Jan Wassenberg (jan.wassenberg.delete@this.gmail.com) on May 24, 2022 11:23 am wrote:
> Mark Roulo (nothanks.delete@this.xxx.com) on May 24, 2022 7:41 am wrote:
> > The argument against heterogeneous cores isn't that SIMD isn't useful.
> I understand, but the outcome might be surprisingly similar: if the first step is, "we won't allow
> AVX-512 because it's not on the E cores", then developers might react with "AVX2 is not as good/easy
> to program so if that's all we get, perhaps we won't bother with SIMD (or this CPU) at all".
>
> > You seem to be saying something like: "It is useful enough to provide, but not so useful to provide
> > to all the cores. And having the developers deal with it is an acceptable solution."
> AVX-512 lets us produce 1 GB/s of sorted output on a single core. That
> seems useful. But is it feasible to put on all types of cores?
> I'd certainly prefer it be on all cores rather than worrying about
> heterogeneity. However, that's not under our control, is it?
>
> Perhaps the concept of heterogeneous cores (with same ISA) actually makes sense and branchy/background
> tasks can run on E cores. It's not clear to me that that's worth the trouble of hinting to
> the OS what should run where, and trading down to an 11 year old SIMD ISA.
>
> So if there's an either-or, how about
> 1) only homogeneous cores OR
> 2) proper heterogeneous without crippling the big cores: either a) all cores support
> AVX-512 or b) let software still use AVX-512, perhaps with an "I know how" opt-in.
>
> Given that we have been surprised once, it seems prudent to prepare
> for more heterogeneity rather than just hope for 1) or 2a).
>
> FYI I may be slow to reply for the rest of the week.

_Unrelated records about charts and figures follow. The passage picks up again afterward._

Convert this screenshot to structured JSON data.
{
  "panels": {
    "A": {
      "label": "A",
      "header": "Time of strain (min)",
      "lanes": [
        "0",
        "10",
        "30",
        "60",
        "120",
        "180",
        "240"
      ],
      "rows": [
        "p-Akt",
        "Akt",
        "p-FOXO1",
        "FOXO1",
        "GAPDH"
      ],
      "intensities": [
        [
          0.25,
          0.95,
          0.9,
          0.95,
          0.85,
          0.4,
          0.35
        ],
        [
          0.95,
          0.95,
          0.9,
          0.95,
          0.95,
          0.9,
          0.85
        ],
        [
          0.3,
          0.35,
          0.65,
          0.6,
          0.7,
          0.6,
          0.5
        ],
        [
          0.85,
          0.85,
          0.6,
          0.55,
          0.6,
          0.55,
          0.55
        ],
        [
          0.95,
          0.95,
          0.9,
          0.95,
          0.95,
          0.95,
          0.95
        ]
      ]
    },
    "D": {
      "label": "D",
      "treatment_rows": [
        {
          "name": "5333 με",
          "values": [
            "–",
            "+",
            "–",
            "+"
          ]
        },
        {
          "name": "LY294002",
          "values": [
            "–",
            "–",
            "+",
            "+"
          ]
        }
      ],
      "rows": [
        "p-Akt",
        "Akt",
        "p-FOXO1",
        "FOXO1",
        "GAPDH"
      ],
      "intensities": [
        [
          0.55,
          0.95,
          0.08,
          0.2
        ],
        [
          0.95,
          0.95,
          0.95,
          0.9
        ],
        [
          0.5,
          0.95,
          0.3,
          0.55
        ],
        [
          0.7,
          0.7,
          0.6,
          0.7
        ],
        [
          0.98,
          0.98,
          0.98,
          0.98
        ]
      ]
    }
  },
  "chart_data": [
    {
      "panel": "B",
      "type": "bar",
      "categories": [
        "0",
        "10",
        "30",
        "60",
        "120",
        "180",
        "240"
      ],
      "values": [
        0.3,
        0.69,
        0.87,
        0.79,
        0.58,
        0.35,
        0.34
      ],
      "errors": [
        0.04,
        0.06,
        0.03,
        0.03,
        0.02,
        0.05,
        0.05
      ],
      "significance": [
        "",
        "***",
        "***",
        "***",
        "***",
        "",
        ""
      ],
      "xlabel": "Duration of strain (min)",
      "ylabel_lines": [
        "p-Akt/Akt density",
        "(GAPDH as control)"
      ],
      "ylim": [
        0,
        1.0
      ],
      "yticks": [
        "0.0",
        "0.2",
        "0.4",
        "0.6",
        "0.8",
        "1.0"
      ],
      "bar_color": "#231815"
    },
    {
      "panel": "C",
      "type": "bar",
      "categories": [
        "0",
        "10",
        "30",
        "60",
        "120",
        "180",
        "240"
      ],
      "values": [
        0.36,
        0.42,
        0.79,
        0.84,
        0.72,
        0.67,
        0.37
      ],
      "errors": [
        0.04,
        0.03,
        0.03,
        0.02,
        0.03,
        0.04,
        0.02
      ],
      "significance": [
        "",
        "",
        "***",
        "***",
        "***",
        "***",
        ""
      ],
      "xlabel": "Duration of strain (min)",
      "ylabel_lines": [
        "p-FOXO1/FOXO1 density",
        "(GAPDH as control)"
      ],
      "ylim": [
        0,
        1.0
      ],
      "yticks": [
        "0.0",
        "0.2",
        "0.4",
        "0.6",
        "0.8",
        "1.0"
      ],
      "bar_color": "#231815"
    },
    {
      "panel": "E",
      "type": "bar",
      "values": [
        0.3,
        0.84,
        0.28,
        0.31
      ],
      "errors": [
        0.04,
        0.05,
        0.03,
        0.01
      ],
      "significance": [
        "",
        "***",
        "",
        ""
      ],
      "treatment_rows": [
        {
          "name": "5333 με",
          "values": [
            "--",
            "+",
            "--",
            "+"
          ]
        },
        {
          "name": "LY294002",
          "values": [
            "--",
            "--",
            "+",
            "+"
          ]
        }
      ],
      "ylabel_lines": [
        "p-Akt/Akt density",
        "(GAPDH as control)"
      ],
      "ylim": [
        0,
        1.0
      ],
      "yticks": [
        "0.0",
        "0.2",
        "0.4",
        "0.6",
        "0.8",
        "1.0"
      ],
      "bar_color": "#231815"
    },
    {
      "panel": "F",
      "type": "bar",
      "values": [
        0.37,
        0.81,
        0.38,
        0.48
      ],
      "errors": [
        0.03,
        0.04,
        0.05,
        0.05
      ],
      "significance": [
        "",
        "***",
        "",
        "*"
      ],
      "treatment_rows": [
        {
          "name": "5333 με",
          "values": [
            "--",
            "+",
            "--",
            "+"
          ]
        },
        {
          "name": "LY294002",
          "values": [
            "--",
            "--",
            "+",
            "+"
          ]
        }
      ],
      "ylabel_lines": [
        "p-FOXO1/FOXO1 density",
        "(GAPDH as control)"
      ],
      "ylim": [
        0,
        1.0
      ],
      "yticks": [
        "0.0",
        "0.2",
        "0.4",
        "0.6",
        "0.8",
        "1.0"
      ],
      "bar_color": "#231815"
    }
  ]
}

The thing that makes me skeptical of the need for heterogeneous ISA support is that we have past examples of CPUs handling 256 bit wide vectors using a 128 bit wide vector ALU, and just saying that instructions using the full 256 bit width take 2x the clock cycles of instructions that stick to 128 bit vectors. It doesn't seem unreasonable to do the same thing with AVX-512, and either 256 bit ALUs or 4x the clock cycles for wide instructions on E cores.

Given this, I don't see why heterogeneous ISAs are a good idea; Alder Lake has them basically because Intel didn't think through combining its off-the-shelf Gracemont core as an E core with its new AVX-512 supporting P core, and then face-planted when it tried to make this a software problem (both in Windows support and Linux support).

OSes are going to have to deal with heterogeneous performance, which does have a technical reason to exist, but that's not the same as heterogeneous ISA. And work on that is ongoing in the Linux scheduler, for example, so that it uses the most power-efficient set of cores without compromising total system performance.